EVERY YEAR as the City Council begins thinking about its spending priorities for the next year, it gets a stern talking to.
This year, the lecture came on March 14, when City Budget Director Andrew Scott once again laid out the increasingly dire state of Portland’s nearly $36 billion worth of infrastructure.
You’ve heard it before. The roads are crumbling. The parks need work. Bridges need repair.
“We really are robbing future generations of the level of service that we’re currently enjoying,” Scott said. “We see this as the roads continue to deteriorate. We see this as playgrounds shut down because we didn’t deal with lead paint.”
Only the numbers seem to change year to year. All told, Scott explained, the city would need to kick more than $280 million more toward infrastructure each year to maintain the assets we have now. That’s about $12 million more than the number he rattled off last year.
Meanwhile, 43 percent of Portland’s transportation infrastructure is in poor or very poor condition, according to the city.
Maybe it’s all this repetition that made me perk up last Friday, when Mayor Ted Wheeler started talking about municipal bonds.
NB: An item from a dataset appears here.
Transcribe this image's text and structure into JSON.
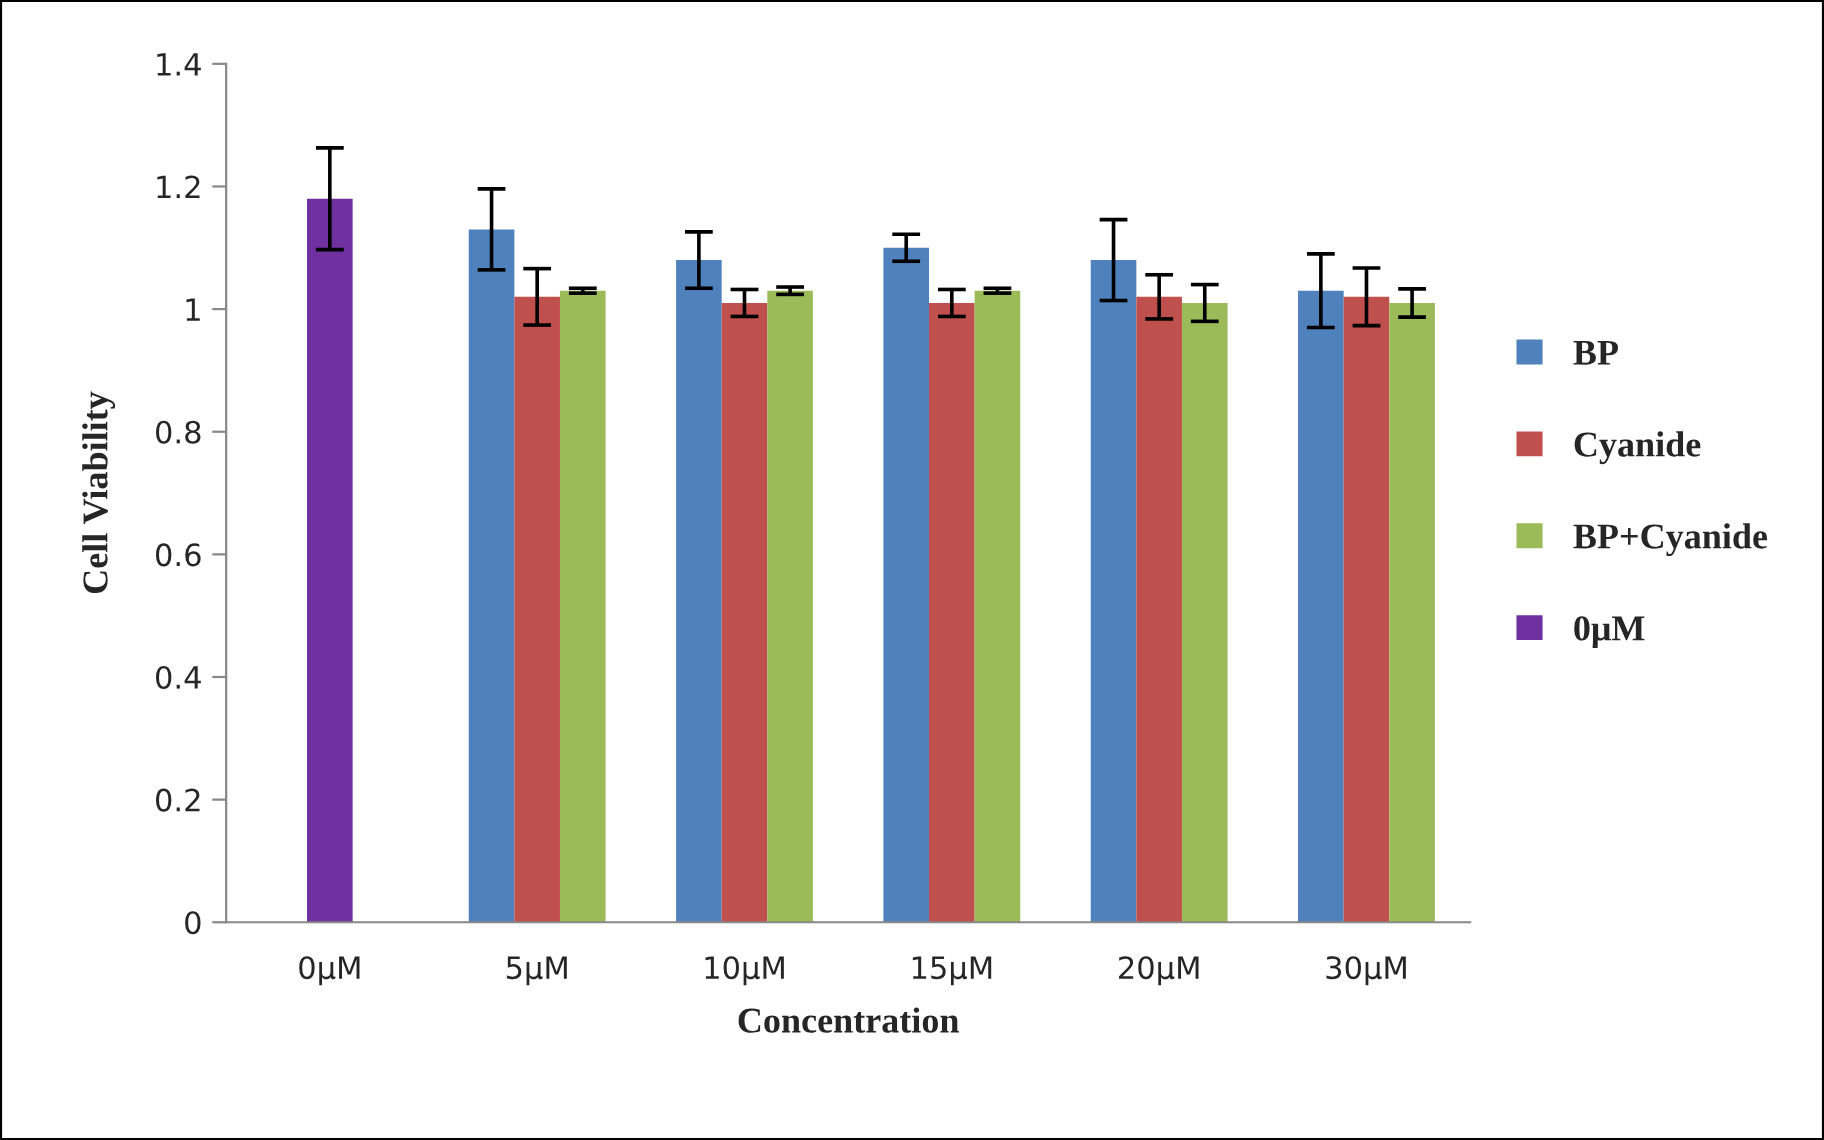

Tucked into Wheeler’s first State of the City Address—between a pledge to further regulate landlords and fanciful visions of Willamette River swimming holes—the mayor dropped a brand new plan that elicited claps from a stingy crowd. It’s a proposal certain to please Scott, and pretty clearly had the budget director’s influence.
The plan is to use millions of dollars that will soon be freed up from Portland’s urban renewal areas (URAs)—geographic zones that snatch up property tax money to pay for improvements within their boundaries.
With several URAs slated to expire in coming years, the money they’ve been scooping up will find its way back to Portland’s tax rolls. Wheeler wants to use that cash to pay for millions in bonds to fund repairs throughout the city.
“We can no longer put off needed investments in this area,” Wheeler said “The time for talk is done. The time for action is now.”
“Now” as in this budget. Wheeler’s office also says it will propose borrowing $50 million for infrastructure repairs. As URAs continue to expire, and available cash balloons, the city could see bonds of $100 million or even $150 million in coming years, according to Wheeler spokesperson Michael Cox.
There’s even a name for the idea: Rebuild Portland.
The beauty of the proposal is that—unlike a “street fee” former Commissioner Steve Novick and former Mayor Charlie Hales ruffled feathers by promoting years ago—it doesn’t require citizens to pay anything extra.
That’s not the same as saying it doesn’t have a cost. The money generated by URAs has long been a central source of funding for affordable housing in the city. Loss of that money could be sharply felt.
Which means that, as with anything involving newly available money, this conversation could become heated fairly quickly. But it’s necessary, and it’s to Wheeler’s wonky credit that it’s happening sooner rather than later.